Posted: Sat Oct 11, 2014 3:42 pm
by kjaer
setuid is dangerous on any shell script, not just those with csh. but csh is also poor for programming.

http://www-uxsup.csx.cam.ac.uk/misc/csh.html

On another note, I'm always amazed when an experienced UNIX user claims program x can't do y, when what he really means is, he never bothered to find out how.

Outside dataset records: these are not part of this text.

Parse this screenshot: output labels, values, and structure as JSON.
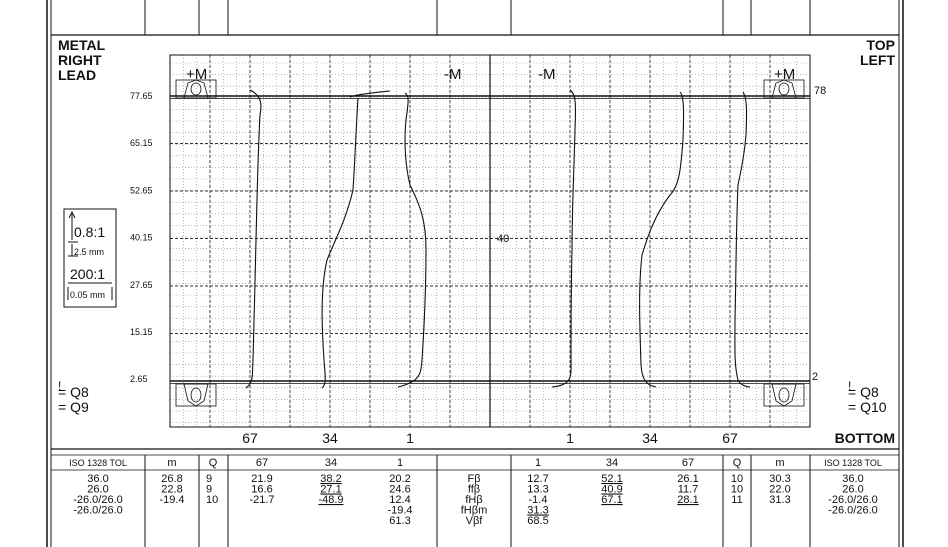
{
  "header": {
    "left_title": [
      "METAL",
      "RIGHT",
      "LEAD"
    ],
    "right_title": [
      "TOP",
      "LEFT"
    ],
    "bottom_right": "BOTTOM"
  },
  "chart_data": {
    "type": "line",
    "title": "",
    "y_ticks": [
      "77.65",
      "65.15",
      "52.65",
      "40.15",
      "27.65",
      "15.15",
      "2.65"
    ],
    "markers": {
      "top": "78",
      "middle": "40",
      "bottom": "2"
    },
    "flank_marks": [
      "+M",
      "-M",
      "-M",
      "+M"
    ],
    "bottom_tooth_labels_left": [
      "67",
      "34",
      "1"
    ],
    "bottom_tooth_labels_right": [
      "1",
      "34",
      "67"
    ],
    "scale": {
      "vertical_ratio": "0.8:1",
      "vertical_unit": "2.5 mm",
      "horizontal_ratio": "200:1",
      "horizontal_unit": "0.05 mm"
    },
    "quality_left": [
      "= Q8",
      "= Q9"
    ],
    "quality_right": [
      "= Q8",
      "= Q10"
    ]
  },
  "table": {
    "headers": [
      "ISO 1328 TOL",
      "m",
      "Q",
      "67",
      "34",
      "1",
      "",
      "1",
      "34",
      "67",
      "Q",
      "m",
      "ISO 1328 TOL"
    ],
    "tol_left": [
      "36.0",
      "26.0",
      "-26.0/26.0",
      "-26.0/26.0"
    ],
    "m_left": [
      "26.8",
      "22.8",
      "-19.4"
    ],
    "q_left": [
      "9",
      "9",
      "10"
    ],
    "c67_left": [
      "21.9",
      "16.6",
      "-21.7"
    ],
    "c34_left": [
      "38.2",
      "27.1",
      "-48.9"
    ],
    "c1_left": [
      "20.2",
      "24.6",
      "12.4",
      "-19.4",
      "61.3"
    ],
    "params": [
      "Fβ",
      "ffβ",
      "fHβ",
      "fHβm",
      "Vβf"
    ],
    "c1_right": [
      "12.7",
      "13.3",
      "-1.4",
      "31.3",
      "68.5"
    ],
    "c34_right": [
      "52.1",
      "40.9",
      "67.1"
    ],
    "c67_right": [
      "26.1",
      "11.7",
      "28.1"
    ],
    "q_right": [
      "10",
      "10",
      "11"
    ],
    "m_right": [
      "30.3",
      "22.0",
      "31.3"
    ],
    "tol_right": [
      "36.0",
      "26.0",
      "-26.0/26.0",
      "-26.0/26.0"
    ]
  }
}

Most frequently, I encounter this around vi ("but I NEED vim to copy & paste!"), but... csh has always had command line history.

Re: Shellshock

Posted: Sat Oct 11, 2014 4:30 pm
by robespierre
i use tcsh as a login shell, but i've never liked it for scripts. just a dim feeling that it wasn't very clean. when i had to write some scripts to recover a lost file, i used ksh.

Re: Shellshock

Posted: Sat Oct 11, 2014 4:39 pm
by smj
kjaer wrote:but... csh has always had command line history.

More laziness - should I describe it as "interactive access to command history using editing key sequences?" That was what looked like a step backwards from what was available from VMS - doubtless other systems too (TOPS, TENEX, etc), but that was the mini OS I was using immediately prior, and I don't think any of the micro OSes I was using up to that time had it.

But yes, of course csh had command history - one of the primary reasons I preferred csh over sh in the first place was the history, as accessed through constructs like "!23" or "!-2" or "^sh^s" ...

Re: Shellshock

Posted: Sat Oct 11, 2014 5:51 pm
by foetz
kjaer wrote:setuid is dangerous on any shell script, not just those with csh. but csh is also poor for programming.

http://www-uxsup.csx.cam.ac.uk/misc/csh.html

a classic issue of dispute which, as that page shows, can get very emotional. but fortunately it's quite easy.
if what you wanna do works with csh and you wanna do it with csh then it's fine. otherwise use ksh.